A large, multinational cooperation wants to enable it's executives to get more creative in pursuing the companies goals. So an internal prediction market is established:
- starting at lower management, part of the salary is not paid directly but in form of tokens for a company-internal prediction market
- managers bet on real world events and outcomes of the companies projects, if and when they happen (will x win this election? will the second quarter be beter or worse then the first? will department y finish project z on time and on budget?)
- payouts are paid in real money
- only participants can see the bets, each bet is anonymous (the betting office is it's own legal entity, though of course once the payouts reach the winner of a bet banks, law enforcmeent or management high enough up the food chain could break the anonymity)

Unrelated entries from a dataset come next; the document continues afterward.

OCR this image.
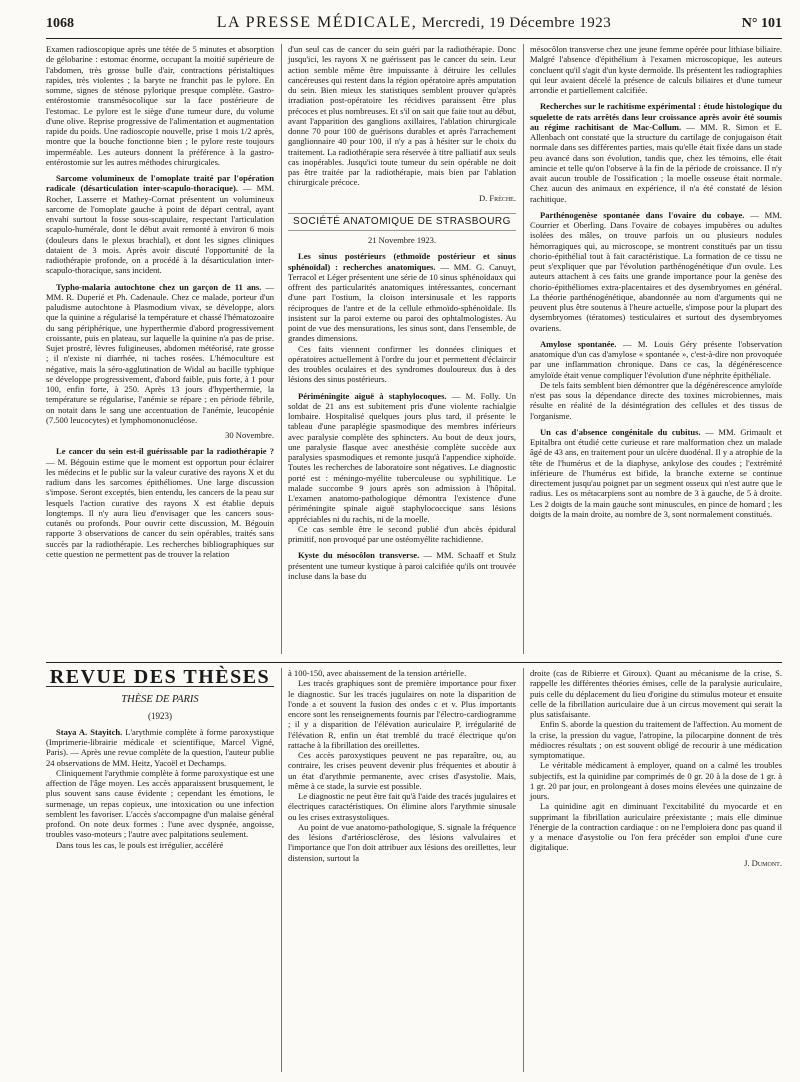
1068	LA PRESSE MÉDICALE, Mercredi, 19 Décembre 1923	N° 101

Examen radioscopique après une tétée de 5 minutes et absorption de gélobarine : estomac énorme, occupant la moitié supérieure de l'abdomen, très grosse bulle d'air, contractions péristaltiques rapides, très violentes ; la baryte ne franchit pas le pylore. En somme, signes de sténose pylorique presque complète. Gastro-entérostomie transmésocolique sur la face postérieure de l'estomac. Le pylore est le siège d'une tumeur dure, du volume d'une olive. Reprise progressive de l'alimentation et augmentation rapide du poids. Une radioscopie nouvelle, prise 1 mois 1/2 après, montre que la bouche fonctionne bien ; le pylore reste toujours imperméable. Les auteurs donnent la préférence à la gastro-entérostomie sur les autres méthodes chirurgicales.

Sarcome volumineux de l'omoplate traité par l'opération radicale (désarticulation inter-scapulo-thoracique). — MM. Rocher, Lasserre et Mathey-Cornat présentent un volumineux sarcome de l'omoplate gauche à point de départ central, ayant envahi surtout la fosse sous-scapulaire, respectant l'articulation scapulo-humérale, dont le début avait remonté à environ 6 mois (douleurs dans le plexus brachial), et dont les signes cliniques dataient de 3 mois. Après avoir discuté l'opportunité de la radiothérapie profonde, on a procédé à la désarticulation inter-scapulo-thoracique, sans incident.

Typho-malaria autochtone chez un garçon de 11 ans. — MM. R. Duperié et Ph. Cadenaule. Chez ce malade, porteur d'un paludisme autochtone à Plasmodium vivax, se développe, alors que la quinine a régularisé la température et chassé l'hématozoaire du sang périphérique, une hyperthermie d'abord progressivement croissante, puis en plateau, sur laquelle la quinine n'a pas de prise. Sujet prostré, lèvres fuligineuses, abdomen météorisé, rate grosse ; il n'existe ni diarrhée, ni taches rosées. L'hémoculture est négative, mais la séro-agglutination de Widal au bacille typhique se développe progressivement, d'abord faible, puis forte, à 1 pour 100, enfin forte, à 250. Après 13 jours d'hyperthermie, la température se régularise, l'anémie se répare ; en période fébrile, on notait dans le sang une accentuation de l'anémie, leucopénie (7.500 leucocytes) et lymphomononucléose.

30 Novembre.

Le cancer du sein est-il guérissable par la radiothérapie ? — M. Bégouin estime que le moment est opportun pour éclairer les médecins et le public sur la valeur curative des rayons X et du radium dans les sarcomes épithéliomes. Une large discussion s'impose. Seront exceptés, bien entendu, les cancers de la peau sur lesquels l'action curative des rayons X est établie depuis longtemps. Il n'y aura lieu d'envisager que les cancers sous-cutanés ou profonds. Pour ouvrir cette discussion, M. Bégouin rapporte 3 observations de cancer du sein opérables, traités sans succès par la radiothérapie. Les recherches bibliographiques sur cette question ne permettent pas de trouver la relation

d'un seul cas de cancer du sein guéri par la radiothérapie. Donc jusqu'ici, les rayons X ne guérissent pas le cancer du sein. Leur action semble même être impuissante à détruire les cellules cancéreuses qui restent dans la région opératoire après amputation du sein. Bien mieux les statistiques semblent prouver qu'après irradiation post-opératoire les récidives paraissent être plus précoces et plus nombreuses. Et s'il on sait que faite tout au début, avant l'apparition des ganglions axillaires, l'ablation chirurgicale donne 70 pour 100 de guérisons durables et après l'arrachement ganglionnaire 40 pour 100, il n'y a pas à hésiter sur le choix du traitement. La radiothérapie sera réservée à titre palliatif aux seuls cas inopérables. Jusqu'ici toute tumeur du sein opérable ne doit pas être traitée par la radiothérapie, mais bien par l'ablation chirurgicale précoce.

D. Frèche.
SOCIÉTÉ ANATOMIQUE DE STRASBOURG
21 Novembre 1923.

Les sinus postérieurs (ethmoïde postérieur et sinus sphénoïdal) : recherches anatomiques. — MM. G. Canuyt, Terracol et Léger présentent une série de 10 sinus sphénoïdaux qui offrent des particularités anatomiques intéressantes, concernant d'une part l'ostium, la cloison intersinusale et les rapports réciproques de l'antre et de la cellule ethmoïdo-sphénoïdale. Ils insistent sur la paroi externe ou paroi des ophtalmologistes. Au point de vue des mensurations, les sinus sont, dans l'ensemble, de grandes dimensions.

Ces faits viennent confirmer les données cliniques et opératoires actuellement à l'ordre du jour et permettent d'éclaircir des troubles oculaires et des syndromes douloureux dus à des lésions des sinus postérieurs.

Périméningite aiguë à staphylocoques. — M. Folly. Un soldat de 21 ans est subitement pris d'une violente rachialgie lombaire. Hospitalisé quelques jours plus tard, il présente le tableau d'une paraplégie spasmodique des membres inférieurs avec paralysie complète des sphincters. Au bout de deux jours, une paralysie flasque avec anesthésie complète succède aux paralysies spasmodiques et remonte jusqu'à l'appendice xiphoïde. Toutes les recherches de laboratoire sont négatives. Le diagnostic porté est : méningo-myélite tuberculeuse ou syphilitique. Le malade succombe 9 jours après son admission à l'hôpital. L'examen anatomo-pathologique démontra l'existence d'une périméningite spinale aiguë staphylococcique sans lésions appréciables ni du rachis, ni de la moelle.

Ce cas semble être le second publié d'un abcès épidural primitif, non provoqué par une ostéomyélite rachidienne.

Kyste du mésocôlon transverse. — MM. Schaaff et Stulz présentent une tumeur kystique à paroi calcifiée qu'ils ont trouvée incluse dans la base du

mésocôlon transverse chez une jeune femme opérée pour lithiase biliaire. Malgré l'absence d'épithélium à l'examen microscopique, les auteurs concluent qu'il s'agit d'un kyste dermoïde. Ils présentent les radiographies qui leur avaient décelé la présence de calculs biliaires et d'une tumeur arrondie et partiellement calcifiée.

Recherches sur le rachitisme expérimental : étude histologique du squelette de rats arrêtés dans leur croissance après avoir été soumis au régime rachitisant de Mac-Collum. — MM. R. Simon et E. Allenbach ont constaté que la structure du cartilage de conjugaison était normale dans ses différentes parties, mais qu'elle était fixée dans un stade peu avancé dans son évolution, tandis que, chez les témoins, elle était amincie et telle qu'on l'observe à la fin de la période de croissance. Il n'y avait aucun trouble de l'ossification ; la moelle osseuse était normale. Chez aucun des animaux en expérience, il n'a été constaté de lésion rachitique.

Parthénogenèse spontanée dans l'ovaire du cobaye. — MM. Courrier et Oberling. Dans l'ovaire de cobayes impubères ou adultes isolées des mâles, on trouve parfois un ou plusieurs nodules hémorragiques qui, au microscope, se montrent constitués par un tissu chorio-épithélial tout à fait caractéristique. La formation de ce tissu ne peut s'expliquer que par l'évolution parthénogénétique d'un ovule. Les auteurs attachent à ces faits une grande importance pour la genèse des chorio-épithéliomes extra-placentaires et des dysembryomes en général. La théorie parthénogénétique, abandonnée au nom d'arguments qui ne peuvent plus être soutenus à l'heure actuelle, s'impose pour la plupart des dysembryomes (tératomes) testiculaires et surtout des dysembryomes ovariens.

Amylose spontanée. — M. Louis Géry présente l'observation anatomique d'un cas d'amylose « spontanée », c'est-à-dire non provoquée par une inflammation chronique. Dans ce cas, la dégénérescence amyloïde était venue compliquer l'évolution d'une néphrite épithéliale.

De tels faits semblent bien démontrer que la dégénérescence amyloïde n'est pas sous la dépendance directe des toxines microbiennes, mais résulte en réalité de la désintégration des cellules et des tissus de l'organisme.

Un cas d'absence congénitale du cubitus. — MM. Grimault et Epitalbra ont étudié cette curieuse et rare malformation chez un malade âgé de 43 ans, en traitement pour un ulcère duodénal. Il y a atrophie de la tête de l'humérus et de la diaphyse, ankylose des coudes ; l'extrémité inférieure de l'humérus est bifide, la branche externe se continue directement jusqu'au poignet par un segment osseux qui n'est autre que le radius. Les os métacarpiens sont au nombre de 3 à gauche, de 5 à droite. Les 2 doigts de la main gauche sont minuscules, en pince de homard ; les doigts de la main droite, au nombre de 3, sont normalement constitués.

REVUE DES THÈSES
THÈSE DE PARIS
(1923)

Staya A. Stayitch. L'arythmie complète à forme paroxystique (Imprimerie-librairie médicale et scientifique, Marcel Vigné, Paris). — Après une revue complète de la question, l'auteur publie 24 observations de MM. Heitz, Yacoël et Dechamps.

Cliniquement l'arythmie complète à forme paroxystique est une affection de l'âge moyen. Les accès apparaissent brusquement, le plus souvent sans cause évidente ; cependant les émotions, le surmenage, un repas copieux, une intoxication ou une infection semblent les favoriser. L'accès s'accompagne d'un malaise général profond. On note deux formes : l'une avec dyspnée, angoisse, troubles vaso-moteurs ; l'autre avec palpitations seulement.

Dans tous les cas, le pouls est irrégulier, accéléré

à 100-150, avec abaissement de la tension artérielle.

Les tracés graphiques sont de première importance pour fixer le diagnostic. Sur les tracés jugulaires on note la disparition de l'onde a et souvent la fusion des ondes c et v. Plus importants encore sont les renseignements fournis par l'électro-cardiogramme ; il y a disparition de l'élévation auriculaire P, irrégularité de l'élévation R, enfin un état tremblé du tracé électrique qu'on rattache à la fibrillation des oreillettes.

Ces accès paroxystiques peuvent ne pas reparaître, ou, au contraire, les crises peuvent devenir plus fréquentes et aboutir à un état d'arythmie permanente, avec crises d'asystolie. Mais, même à ce stade, la survie est possible.

Le diagnostic ne peut être fait qu'à l'aide des tracés jugulaires et électriques caractéristiques. On élimine alors l'arythmie sinusale ou les crises extrasystoliques.

Au point de vue anatomo-pathologique, S. signale la fréquence des lésions d'artériosclérose, des lésions valvulaires et l'importance que l'on doit attribuer aux lésions des oreillettes, leur distension, surtout la

droite (cas de Ribierre et Giroux). Quant au mécanisme de la crise, S. rappelle les différentes théories émises, celle de la paralysie auriculaire, puis celle du déplacement du lieu d'origine du stimulus moteur et ensuite celle de la fibrillation auriculaire due à un circus movement qui serait la plus satisfaisante.

Enfin S. aborde la question du traitement de l'affection. Au moment de la crise, la pression du vague, l'atropine, la pilocarpine donnent de très médiocres résultats ; on est souvent obligé de recourir à une médication symptomatique.

Le véritable médicament à employer, quand on a calmé les troubles subjectifs, est la quinidine par comprimés de 0 gr. 20 à la dose de 1 gr. à 1 gr. 20 par jour, en prolongeant à doses moins élevées une quinzaine de jours.

La quinidine agit en diminuant l'excitabilité du myocarde et en supprimant la fibrillation auriculaire préexistante ; mais elle diminue l'énergie de la contraction cardiaque : on ne l'emploiera donc pas quand il y a menace d'asystolie ou l'on fera précéder son emploi d'une cure digitalique.

J. Dumont.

- the overt motivation is that it forces managers to think hard, with skin in the game, about the outcomes of actions, including their own
- the thing is - ostensibly - anonymous so a junior executive can bet against their managers project if they think it will fail, without fear of reprisal
- the actual goals is a sort of assassination market - Bob bets on a certain sale happening within a specific week, then goes on to bribe the procurement person on the clients side with his own money to make it happen
- to make this work, senior executives and major stakeholders also "play" in the prediction market, betting against outcomes they want (like Bob making the sale) to ensure that initiative shown is rewarded
- If Bob gets caught, he's immediately thrown under the bus - clear breach of the compliance handbook, how is it the companies fault what he does with the money earned in the prediction market etc.
A law against such a prediction market can surely be written, or has been written. That's not what this question is about. The question is, how could someone game this system (possibly using the contradiction between the overt function where everyone bets on what they think will happen and the covert function where everyone bets against outcomes they want) to get rich in a way that is not in the shareholders interest?